Por Jesús Ruiz Nestosa
SALAMANCA. - Frente a su palacio, había colocado una escultura para disfrute de sus ojos y su vanidad: una gigantesca mano dorada –todo lo que era oro le cegaba– apretando entre sus dedos un avión de combate; un avión del “imperio”, desde luego, destrozado. Sus enemigos hoy se sientan o se ponen de pie sobre esa mano para hacerse fotografías con el palacio al fondo poco menos que en ruinas.
La mano no deja de ser simbólica en estos instantes en que Muamar el Gadafi se aferra al poder del mismo modo que esos dedos se aferran al avión. El poder, como el avión, está también destrozado. En el momento de escribir estas líneas no se sabe dónde se encuentra; pero desde el sitio donde esté, sigue alentando a quienes aún le guardan lealtad, que combatan a esas “ratas” a las que, una vez que regrese “las perseguirá calle por calle, casa por casa, hasta exterminarlas”. Esas ratas son los libios que, hartos de su irracionalidad, hartos de su crueldad, hartos de que manejara el país a su entero capricho, le dijeron ¡basta! al final de cuarenta y tres años.
La comunidad internacional hace tiempo comenzó a reconocer como gobierno legítimo de Libia al Consejo Nacional de Transición, el gobierno creado por los rebeldes en la ciudad de Bengasi. No solo lo han reconocido, sino han descongelado parte de los fondos que tenía Gadafi en diferentes bancos del mundo, y serán entregados al nuevo gobierno por ser el único que representa a Libia con legitimidad. Dije “los fondos de Gadafi” no de Libia, porque el dinero del país estaba depositado a nombre del autócrata: 70.000 millones de dólares (léase: setenta mil millones) y sumándole otros bienes e inversiones que tiene en diferentes países, su fortuna asciende a 111.000 millones de dólares (ciento once mil millones). Como Gadafi se cree que es la nación, pues también sus bienes particulares y los bienes públicos se confunden todos en una misma cosa.

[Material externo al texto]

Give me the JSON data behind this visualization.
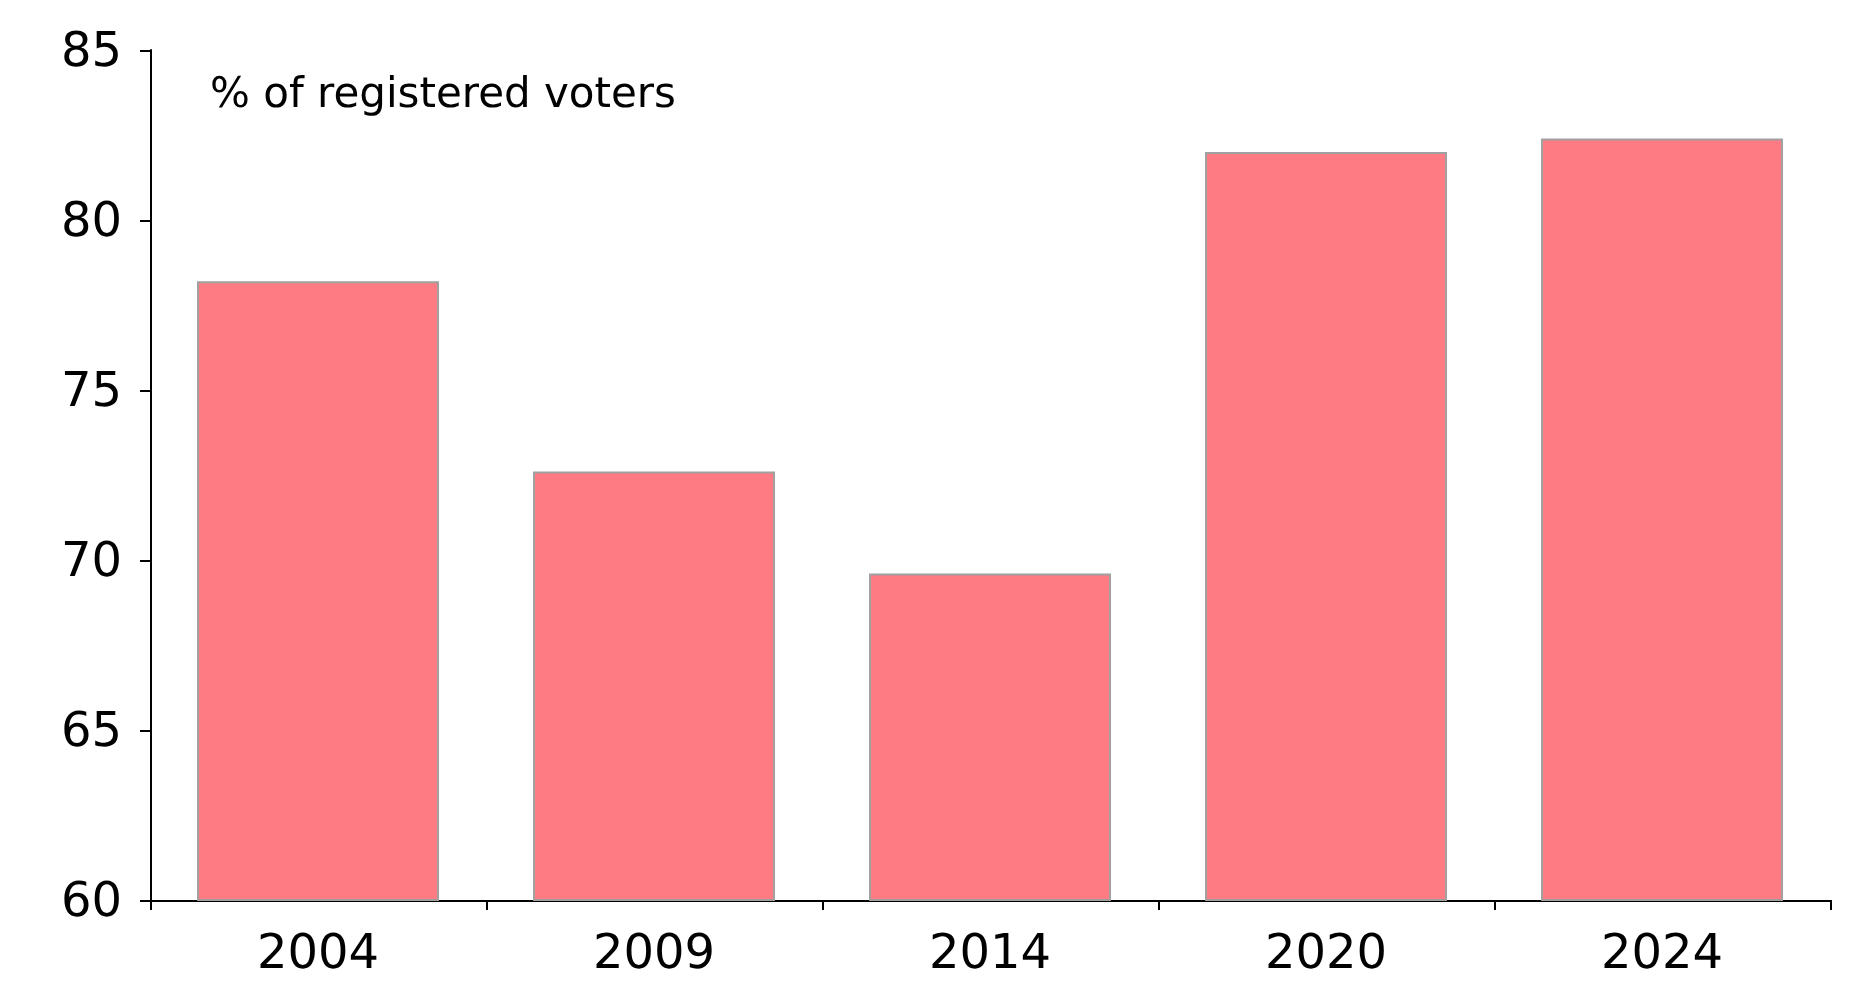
{
  "chart_data": {
    "type": "bar",
    "ylabel": "% of registered voters",
    "categories": [
      "2004",
      "2009",
      "2014",
      "2020",
      "2024"
    ],
    "values": [
      78.2,
      72.6,
      69.6,
      82.0,
      82.4
    ],
    "color": "#ff7b83",
    "ylim": [
      60,
      85
    ],
    "yticks": [
      60,
      65,
      70,
      75,
      80,
      85
    ],
    "grid": false
  }
}
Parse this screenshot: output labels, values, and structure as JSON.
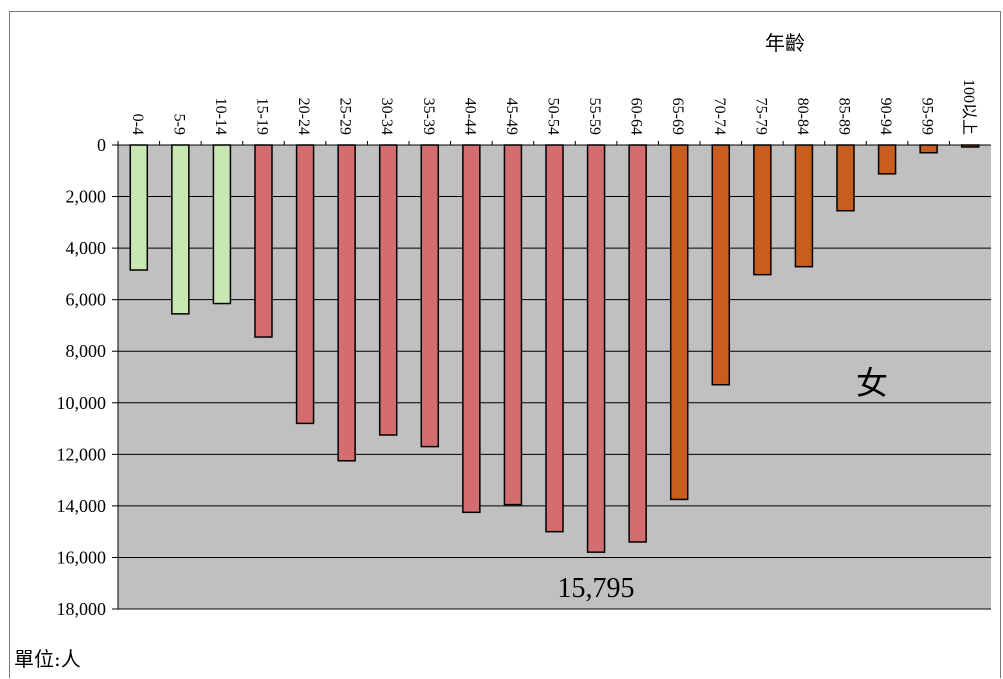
{
  "chart_data": {
    "type": "bar",
    "orientation": "inverted",
    "categories": [
      "0-4",
      "5-9",
      "10-14",
      "15-19",
      "20-24",
      "25-29",
      "30-34",
      "35-39",
      "40-44",
      "45-49",
      "50-54",
      "55-59",
      "60-64",
      "65-69",
      "70-74",
      "75-79",
      "80-84",
      "85-89",
      "90-94",
      "95-99",
      "100以上"
    ],
    "values": [
      4850,
      6550,
      6150,
      7450,
      10800,
      12250,
      11250,
      11700,
      14250,
      13950,
      15000,
      15795,
      15400,
      13750,
      9300,
      5030,
      4720,
      2550,
      1120,
      300,
      60
    ],
    "bar_colors": [
      "#c9e7b3",
      "#c9e7b3",
      "#c9e7b3",
      "#d36d6f",
      "#d36d6f",
      "#d36d6f",
      "#d36d6f",
      "#d36d6f",
      "#d36d6f",
      "#d36d6f",
      "#d36d6f",
      "#d36d6f",
      "#d36d6f",
      "#c85d1e",
      "#c85d1e",
      "#c85d1e",
      "#c85d1e",
      "#c85d1e",
      "#c85d1e",
      "#c85d1e",
      "#c85d1e"
    ],
    "ylim": [
      0,
      18000
    ],
    "yticks": [
      "0",
      "2,000",
      "4,000",
      "6,000",
      "8,000",
      "10,000",
      "12,000",
      "14,000",
      "16,000",
      "18,000"
    ],
    "xlabel": "年齡",
    "ylabel": "",
    "grid": true,
    "plot_background": "#c0c0c0",
    "annotations": {
      "series_label": "女",
      "max_value_label": "15,795"
    },
    "unit_note": "單位:人"
  }
}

Como una solitaria isla en medio del océano, el único país que se niega a reconocer al Consejo Nacional de Transición es, naturalmente, Venezuela, pues Hugo Chávez reconoce a Muamar el Gadafi como el único y verdadero gobernante de Libia. Piensa que estas son triquiñuelas del imperio para quedarse con su petróleo. Esto delata la capacidad de raciocinio del líder bolivariano: a los Estados Unidos de Norteamérica, que es el imperio al cual se alude con tanta frecuencia, le salía mucho más económico, fácil y cómodo explotar el petróleo de Libia manteniendo buenas relaciones con Gadafi, permitiendo que fuera por el mundo cargado de condecoraciones que él mismo inventó, vestido con uniformes militares que él mismo creó, dejándole instalar en los jardines de lujosos hoteles sus jaimas para que durante el día pudiese vivir como un beduino rodeado de sus amazonas, jóvenes hermosas y ¡vírgenes! aunque a la noche subía a la suite presidencial para dormir cómodamente, sin los molestos mosquitos porque será loco, pero tonto no es.

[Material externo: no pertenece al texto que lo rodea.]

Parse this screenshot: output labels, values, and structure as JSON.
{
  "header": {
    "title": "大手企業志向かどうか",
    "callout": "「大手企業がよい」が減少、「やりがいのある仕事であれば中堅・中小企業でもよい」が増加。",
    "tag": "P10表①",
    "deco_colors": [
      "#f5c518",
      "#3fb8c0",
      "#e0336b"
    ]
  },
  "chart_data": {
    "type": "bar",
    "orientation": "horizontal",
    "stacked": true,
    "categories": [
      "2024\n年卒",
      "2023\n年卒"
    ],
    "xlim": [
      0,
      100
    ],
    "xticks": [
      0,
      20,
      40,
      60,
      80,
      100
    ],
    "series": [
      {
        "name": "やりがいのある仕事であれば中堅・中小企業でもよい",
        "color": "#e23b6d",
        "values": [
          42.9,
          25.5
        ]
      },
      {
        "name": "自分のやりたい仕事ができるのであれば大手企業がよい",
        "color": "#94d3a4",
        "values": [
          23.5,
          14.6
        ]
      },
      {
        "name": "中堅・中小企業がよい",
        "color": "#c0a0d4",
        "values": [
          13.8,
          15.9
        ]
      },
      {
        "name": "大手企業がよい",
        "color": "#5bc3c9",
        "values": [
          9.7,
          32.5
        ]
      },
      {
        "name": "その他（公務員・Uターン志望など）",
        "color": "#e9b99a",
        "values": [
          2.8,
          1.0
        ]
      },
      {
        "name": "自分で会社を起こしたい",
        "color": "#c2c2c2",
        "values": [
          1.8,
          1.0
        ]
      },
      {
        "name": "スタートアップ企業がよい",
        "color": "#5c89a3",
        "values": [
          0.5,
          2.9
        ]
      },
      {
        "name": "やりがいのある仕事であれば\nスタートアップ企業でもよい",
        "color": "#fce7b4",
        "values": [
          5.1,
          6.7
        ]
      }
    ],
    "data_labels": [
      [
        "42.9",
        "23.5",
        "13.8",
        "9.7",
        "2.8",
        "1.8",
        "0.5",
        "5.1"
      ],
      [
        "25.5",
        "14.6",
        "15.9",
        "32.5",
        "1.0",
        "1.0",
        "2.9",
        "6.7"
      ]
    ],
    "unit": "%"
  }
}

Los rebeldes libios siguen luchando y buscan afanosamente al dictador que se encuentra escondido en alguno de los numerosos refugios antiaéreos y antiatómicos que sembró en todo el país, además de dos mil kilómetros de túneles que tienen cuatro metros de diámetro y por los que puede andar perfectamente bien un vehículo 4x4. Han comenzado a aparecer las salas de tortura, las cárceles clandestinas donde se pudrían en vida sus enemigos políticos de acuerdo a declaraciones de los propios ingenieros que construyeron esas antesalas del infierno, o el infierno mismo. Ahora se recuerda los apresamientos de los disidentes, siempre en sus casas, en presencia de su familia, para sembrar el pánico. Ahora se recuerda aquellos fusilamientos hechos con público en un estadio de fútbol para que sirvieran de escarmiento a la población.
Cuando aparezca el autócrata, quizá metido en un pozo en medio del desierto, como encontraron a Sadam Hussein, no faltará quien se apiade de él, justamente él que no se apiadó de nadie y nos dejó como herencia intelectual el Libro Verde, compendio de una mente desequilibrada y delirante. No me queda otro camino que sentir una profunda admiración y respeto por ese pueblo que lucha por su libertad.